# Library importing

In [None]:
import pandas as pd
import numpy as np

# Data Loading

In [None]:
df = pd.read_csv('/kaggle/input/bank-loan/Bankloan.txt')
df

In [None]:
df.info()

# *EDA : Exploratory Data Analysis*

In [None]:
# Data profiling library installation
!pip install ydata_profiling

In [None]:
from ydata_profiling import ProfileReport
# Profile Report generation
profile = ProfileReport (df,title= 'Bank loan EDA', type_schema = { 'ed':'categorical','default':'categorical' } )
# Save the Report
profile.to_file ("dataset_profile_report.html")


In [None]:
profile

# Needed Preparation Actions

The obtained results from EDA suggest that the following data cleaning and preparation steps must be undertaken:

   * The 'age' column contains values that are out of range and should be converted to null.
   * The distribution of the 'age' suggests that values have been rounded, so it might be better to categorize it.
   * In the 'ed' column, the values '4' and '5' should be merged, as the frequency of '5' is low.
   * The 'default' column includes inconsistent codes and should be corrected
   * The missing values in 'age', 'ed' and 'income' should be imputed.
   * The outliers should be detected and treated.
   * The 'employ','address','income', 'debtinc', 'creddebt' and 'otherdebt' have skewed distribution and should be transformed or categorized.
   * The target field is imbalanced; it should be taken into consideration during modeling

# Comparison EDA 

In [None]:


from ydata_profiling import ProfileReport

df_default_0 = df[df.default == "0"]
df_default_1 = df[df.default == "1"]

# Generate a profile report
profile_0 = ProfileReport(df_default_0, title="Bankloan EDA 0",minimal=True,type_schema = {"Ed": "categorical", "Default": "categorical"})
profile_1 = ProfileReport(df_default_1, title="Bankloan EDA 1",minimal=True, type_schema = {"Ed": "categorical", "Default": "categorical"})

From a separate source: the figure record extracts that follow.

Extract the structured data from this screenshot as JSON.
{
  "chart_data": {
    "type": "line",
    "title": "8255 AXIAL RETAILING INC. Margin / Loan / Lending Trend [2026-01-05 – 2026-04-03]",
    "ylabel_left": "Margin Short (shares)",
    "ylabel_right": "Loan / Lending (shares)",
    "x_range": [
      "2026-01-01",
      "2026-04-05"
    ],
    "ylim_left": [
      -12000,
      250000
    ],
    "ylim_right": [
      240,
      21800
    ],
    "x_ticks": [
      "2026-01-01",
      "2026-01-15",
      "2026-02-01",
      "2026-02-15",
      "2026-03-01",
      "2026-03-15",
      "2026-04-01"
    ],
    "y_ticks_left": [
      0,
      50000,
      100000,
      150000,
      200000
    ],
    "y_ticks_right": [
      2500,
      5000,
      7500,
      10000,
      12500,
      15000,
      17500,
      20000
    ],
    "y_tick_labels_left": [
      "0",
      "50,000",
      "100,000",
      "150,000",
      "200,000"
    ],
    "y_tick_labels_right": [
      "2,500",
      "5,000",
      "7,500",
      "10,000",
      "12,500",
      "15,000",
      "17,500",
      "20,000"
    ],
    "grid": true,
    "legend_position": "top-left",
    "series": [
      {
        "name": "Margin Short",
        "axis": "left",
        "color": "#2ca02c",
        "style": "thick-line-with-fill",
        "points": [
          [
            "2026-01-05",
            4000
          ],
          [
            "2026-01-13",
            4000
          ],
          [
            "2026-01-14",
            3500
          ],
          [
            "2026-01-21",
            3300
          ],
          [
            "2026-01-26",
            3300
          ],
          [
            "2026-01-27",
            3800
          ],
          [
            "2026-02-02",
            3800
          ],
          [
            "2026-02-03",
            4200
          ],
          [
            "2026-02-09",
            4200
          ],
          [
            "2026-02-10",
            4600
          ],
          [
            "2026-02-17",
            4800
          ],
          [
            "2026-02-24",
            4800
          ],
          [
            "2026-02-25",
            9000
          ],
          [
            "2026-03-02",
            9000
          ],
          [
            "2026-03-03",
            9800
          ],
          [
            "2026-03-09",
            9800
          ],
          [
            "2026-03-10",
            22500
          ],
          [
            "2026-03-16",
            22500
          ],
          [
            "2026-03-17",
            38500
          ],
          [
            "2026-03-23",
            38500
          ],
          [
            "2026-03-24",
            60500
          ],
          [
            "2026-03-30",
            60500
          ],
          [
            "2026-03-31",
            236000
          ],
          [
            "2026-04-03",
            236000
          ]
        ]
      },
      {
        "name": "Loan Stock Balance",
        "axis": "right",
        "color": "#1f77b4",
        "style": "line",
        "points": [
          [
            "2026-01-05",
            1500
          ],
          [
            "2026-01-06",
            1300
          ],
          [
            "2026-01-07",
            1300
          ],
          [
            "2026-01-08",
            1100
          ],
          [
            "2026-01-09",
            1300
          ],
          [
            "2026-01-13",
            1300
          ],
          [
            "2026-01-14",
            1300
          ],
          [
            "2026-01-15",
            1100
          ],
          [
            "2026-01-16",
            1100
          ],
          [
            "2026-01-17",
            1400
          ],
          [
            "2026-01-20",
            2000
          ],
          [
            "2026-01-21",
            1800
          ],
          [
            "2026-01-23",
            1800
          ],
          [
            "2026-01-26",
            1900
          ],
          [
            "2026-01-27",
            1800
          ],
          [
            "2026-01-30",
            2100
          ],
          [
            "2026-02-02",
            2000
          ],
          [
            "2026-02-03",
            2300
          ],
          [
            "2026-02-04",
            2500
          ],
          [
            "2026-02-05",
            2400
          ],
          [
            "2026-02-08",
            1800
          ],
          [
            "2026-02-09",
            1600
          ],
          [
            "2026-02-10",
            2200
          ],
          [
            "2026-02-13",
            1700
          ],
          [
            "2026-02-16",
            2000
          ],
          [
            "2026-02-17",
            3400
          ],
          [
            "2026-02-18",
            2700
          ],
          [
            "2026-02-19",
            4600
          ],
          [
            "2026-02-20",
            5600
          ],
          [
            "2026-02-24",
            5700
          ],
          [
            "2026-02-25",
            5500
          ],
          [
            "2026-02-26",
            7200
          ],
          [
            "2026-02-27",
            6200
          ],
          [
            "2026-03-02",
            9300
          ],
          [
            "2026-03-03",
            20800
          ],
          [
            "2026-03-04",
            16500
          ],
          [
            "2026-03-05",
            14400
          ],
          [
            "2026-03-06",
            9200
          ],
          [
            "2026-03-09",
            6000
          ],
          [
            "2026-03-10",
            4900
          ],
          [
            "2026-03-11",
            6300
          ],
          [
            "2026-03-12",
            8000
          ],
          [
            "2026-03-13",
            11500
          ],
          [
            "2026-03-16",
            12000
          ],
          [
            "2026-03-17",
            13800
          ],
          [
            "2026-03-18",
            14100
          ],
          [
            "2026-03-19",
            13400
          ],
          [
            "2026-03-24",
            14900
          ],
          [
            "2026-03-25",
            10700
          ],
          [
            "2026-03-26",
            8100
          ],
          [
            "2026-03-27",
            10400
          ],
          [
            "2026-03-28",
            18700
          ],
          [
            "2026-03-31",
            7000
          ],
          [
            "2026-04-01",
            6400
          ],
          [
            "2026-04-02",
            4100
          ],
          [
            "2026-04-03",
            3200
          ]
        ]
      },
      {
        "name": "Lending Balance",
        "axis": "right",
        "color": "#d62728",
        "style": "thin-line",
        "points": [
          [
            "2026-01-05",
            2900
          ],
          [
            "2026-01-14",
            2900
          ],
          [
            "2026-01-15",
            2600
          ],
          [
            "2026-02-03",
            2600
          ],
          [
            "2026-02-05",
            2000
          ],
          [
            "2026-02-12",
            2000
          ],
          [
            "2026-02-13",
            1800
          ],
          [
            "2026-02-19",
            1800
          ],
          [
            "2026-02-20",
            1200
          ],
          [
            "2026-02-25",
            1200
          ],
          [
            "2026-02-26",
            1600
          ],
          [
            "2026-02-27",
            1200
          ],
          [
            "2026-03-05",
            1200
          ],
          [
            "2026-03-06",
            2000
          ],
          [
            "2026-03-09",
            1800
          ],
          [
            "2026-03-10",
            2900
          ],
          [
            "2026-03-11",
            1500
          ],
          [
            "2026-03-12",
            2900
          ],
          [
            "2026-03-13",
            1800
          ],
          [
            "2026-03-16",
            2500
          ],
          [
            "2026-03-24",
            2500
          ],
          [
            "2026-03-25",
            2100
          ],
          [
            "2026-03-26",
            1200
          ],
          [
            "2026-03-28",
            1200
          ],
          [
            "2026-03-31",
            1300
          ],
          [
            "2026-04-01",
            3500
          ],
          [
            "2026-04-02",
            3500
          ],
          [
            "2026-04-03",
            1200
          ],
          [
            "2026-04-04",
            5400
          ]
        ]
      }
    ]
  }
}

comparison_report = profile_0.compare(profile_1)
comparison_report.to_file("comparison.html")



In [None]:
comparison_report

In [None]:
df.info()

# Data Splitting

In [None]:
target = df.iloc[:,-1]
inputs = df.iloc[:,0:-1]

# Categorizing

In [None]:
columns = inputs.columns
# print(columns)
categorical_indices = [1]
categorical_fields = [columns[i] for i in categorical_indices]
continuous_fields = [j for j in columns if j not in categorical_fields]

# Feature Screening:

In [None]:
# For Continuous fields:
#Define a Minimum value for coefficient of variation:
min_cv = 0.1
cv_values = inputs[continuous_fields].std() / inputs[continuous_fields].mean()
# print(cv_values)
selected_columns = cv_values[cv_values < 0.1].index
# print(selected_columns)
filtered_con = inputs[selected_columns]
inputs_con = inputs[continuous_fields].drop(selected_columns,axis=1)
print(inputs_con)

In [None]:
threshold1 = 95

mode_category = (inputs[categorical_fields].apply(lambda x: x.dropna().value_counts().max() / len(x))) *100
print(mode_category)
selected_categorical_columns = mode_category[mode_category > threshold1].index
print('selected_categorical_columns=',selected_categorical_columns)
mode_filtered_inputs = inputs[selected_categorical_columns]
print('mode_filtered_inputs=',mode_filtered_inputs)
inputs_cat = inputs[categorical_fields].drop(mode_filtered_inputs,axis=1)
print(inputs_cat)

In [None]:
threshold = 90
distinct_percentage = (inputs_cat.apply(lambda x: x.dropna().nunique() / x.count())*100) 
print('distinct_percentage=',distinct_percentage)
selected_categorical_columns = distinct_percentage[distinct_percentage > threshold ].index
print('selected_categorical_columns=',selected_categorical_columns)
distinct_filtered_inputs = inputs_cat[selected_categorical_columns]
print('distinct_filtered_inputs=',distinct_filtered_inputs)
inputs_cat = inputs_cat.drop(distinct_filtered_inputs, axis=1)
print(inputs_cat)

In [None]:
filtered_df = pd.concat([inputs_con,inputs_cat,target],axis=1)
pd.set_option("display.width",500)
# filtered_df = pd.concat([target],axis=1)
print(filtered_df.describe())
print(filtered_df.columns)

# Logical Range Checking

In [None]:
column_ranges = {'age':(18,70),'employ':(0,31),'address':(0,80),'income':(0,1000),'debtinc':(0,100),'creddebt':(0,30),'othdebt':(0,30)}

print(column_ranges.items())

for col, (min_val,max_val) in column_ranges.items():
    filtered_df[col] = filtered_df[col].apply(lambda x: x if min_val <= x <=max_val else None)

print(filtered_df)
print(filtered_df.describe())
print(filtered_df.info())

# Frequency Table Function

In [None]:
import numpy as np

def frequency_table(variable):
    unique_elements, counts = np.unique(variable.dropna(),return_counts=True)
    percentage = (counts / (len(variable.dropna()))) * 100
    value_counts_and_percentage = zip(unique_elements,counts,percentage)
    
    for i, j, k in value_counts_and_percentage:
        print(f"{i:<5}: Counts:{j:>4}, Percentage:{k:>5.2f}%")
    return 

# Inconsistency Checking for Categorical fields:

In [None]:
print('Frequency Table for Default:')
frequency_table(filtered_df['default'])

In [None]:
filtered_df['default'] = filtered_df['default'].replace(["'0'",':0'],'0')
print('Frequency Table for Default:')
frequency_table(filtered_df['default'])

# Save

In [None]:
filtered_df.to_csv("/kaggle/working/Bankloan_cleanedv1.csv")